The annual central Otago sheepdog trials always attract dogs and their handlers from all over the countryside.
But the 106-year-old event now has a completely new kind of competitor.
It's time for the annual Lowburn Collie Club Trials and there are all the usual suspects, with the trusted huntaway dog rounding up the mob.
But this year there's also a new entrant to the competition - it doesn't bark and it's got no bite.
Drones are becoming a more commonly used tool on farms, from checking water troughs and crops to helping muster stock.
This year the Lowburn Collie Club decided to give farmers a chance to put their drone mustering skills to the test.
"It's basically a competition to see [them] get the sheep through the flags up the hill with a drone," says Lowburn Collie Club secretary Pru Heaney.

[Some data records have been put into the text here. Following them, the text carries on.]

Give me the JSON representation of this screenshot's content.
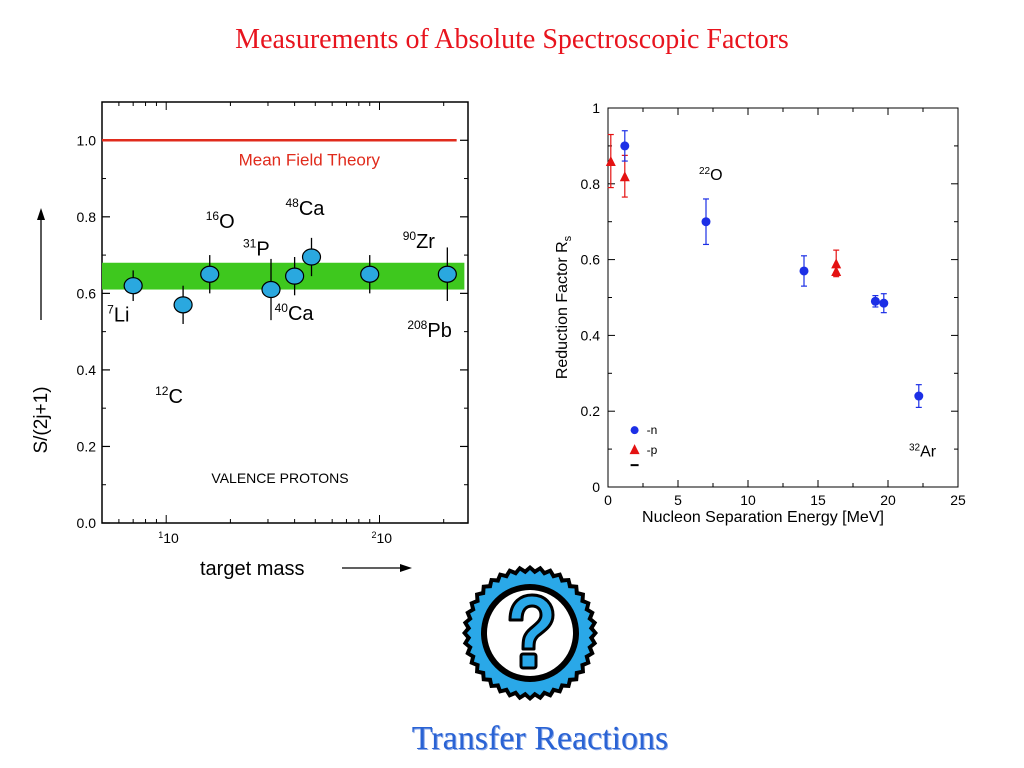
{
  "slide": {
    "title": "Measurements of Absolute Spectroscopic Factors",
    "footer": "Transfer Reactions"
  },
  "colors": {
    "title": "#e8141e",
    "footer": "#2a63d4",
    "band": "#3ec81e",
    "marker_left": "#2aa8df",
    "series_n": "#1c2fe6",
    "series_p": "#e41212",
    "help_badge": "#2aa8e8"
  },
  "help_badge": {
    "icon": "question-mark-icon"
  },
  "chart_data": [
    {
      "type": "scatter",
      "xscale": "log",
      "xlim": [
        5,
        260
      ],
      "ylim": [
        0.0,
        1.1
      ],
      "xlabel": "target mass",
      "ylabel": "S/(2j+1)",
      "yticks": [
        "0.0",
        "0.2",
        "0.4",
        "0.6",
        "0.8",
        "1.0"
      ],
      "xticks": [
        {
          "value": 10,
          "base": "10",
          "exp": "1"
        },
        {
          "value": 100,
          "base": "10",
          "exp": "2"
        }
      ],
      "reference_line": {
        "label": "Mean Field Theory",
        "y": 1.0,
        "x_range": [
          5,
          230
        ]
      },
      "band": {
        "y_range": [
          0.61,
          0.68
        ],
        "x_range": [
          5,
          250
        ]
      },
      "annotation": "VALENCE PROTONS",
      "points": [
        {
          "x": 7,
          "y": 0.62,
          "err": 0.04,
          "mass": "7",
          "element": "Li"
        },
        {
          "x": 12,
          "y": 0.57,
          "err": 0.05,
          "mass": "12",
          "element": "C"
        },
        {
          "x": 16,
          "y": 0.65,
          "err": 0.05,
          "mass": "16",
          "element": "O"
        },
        {
          "x": 31,
          "y": 0.61,
          "err": 0.08,
          "mass": "31",
          "element": "P"
        },
        {
          "x": 40,
          "y": 0.645,
          "err": 0.05,
          "mass": "40",
          "element": "Ca"
        },
        {
          "x": 48,
          "y": 0.695,
          "err": 0.05,
          "mass": "48",
          "element": "Ca"
        },
        {
          "x": 90,
          "y": 0.65,
          "err": 0.05,
          "mass": "90",
          "element": "Zr"
        },
        {
          "x": 208,
          "y": 0.65,
          "err": 0.07,
          "mass": "208",
          "element": "Pb"
        }
      ]
    },
    {
      "type": "scatter",
      "xlim": [
        0,
        25
      ],
      "ylim": [
        0,
        1
      ],
      "xlabel": "Nucleon Separation Energy  [MeV]",
      "ylabel": "Reduction Factor R",
      "ylabel_sub": "s",
      "xticks": [
        "0",
        "5",
        "10",
        "15",
        "20",
        "25"
      ],
      "yticks": [
        "0",
        "0.2",
        "0.4",
        "0.6",
        "0.8",
        "1"
      ],
      "series": [
        {
          "name": "-n",
          "marker": "circle",
          "points": [
            {
              "x": 1.2,
              "y": 0.9,
              "err": 0.04
            },
            {
              "x": 7.0,
              "y": 0.7,
              "err": 0.06
            },
            {
              "x": 14.0,
              "y": 0.57,
              "err": 0.04
            },
            {
              "x": 19.1,
              "y": 0.49,
              "err": 0.015
            },
            {
              "x": 19.7,
              "y": 0.485,
              "err": 0.025
            },
            {
              "x": 22.2,
              "y": 0.24,
              "err": 0.03
            }
          ]
        },
        {
          "name": "-p",
          "marker": "triangle",
          "points": [
            {
              "x": 0.2,
              "y": 0.86,
              "err": 0.07
            },
            {
              "x": 1.2,
              "y": 0.82,
              "err": 0.055
            },
            {
              "x": 16.3,
              "y": 0.59,
              "err": 0.035
            },
            {
              "x": 16.3,
              "y": 0.57,
              "err": 0
            }
          ]
        }
      ],
      "annotations": [
        {
          "x": 6.5,
          "y": 0.81,
          "mass": "22",
          "element": "O"
        },
        {
          "x": 21.5,
          "y": 0.08,
          "mass": "32",
          "element": "Ar"
        }
      ]
    }
  ]
}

Tony Buchanan is a high country musterer - usually with a team of five dogs at his side. But recently he bought a drone.
"I never thought I'd use one because I've never played Space Invaders and I'm no good on computers but after a wee while I learnt how to use it and it's been the best thing I ever bought," he says.
Buchanan says drones are good for mustering cattle and can save him from walking for hours to check remote and rugged paddocks.
But it's not all bad news for the faithful huntaway.
"Definitely the trusty old dog is never going to lose its place on the farm, that's for sure," Heaney says. "It's just another way of doing things."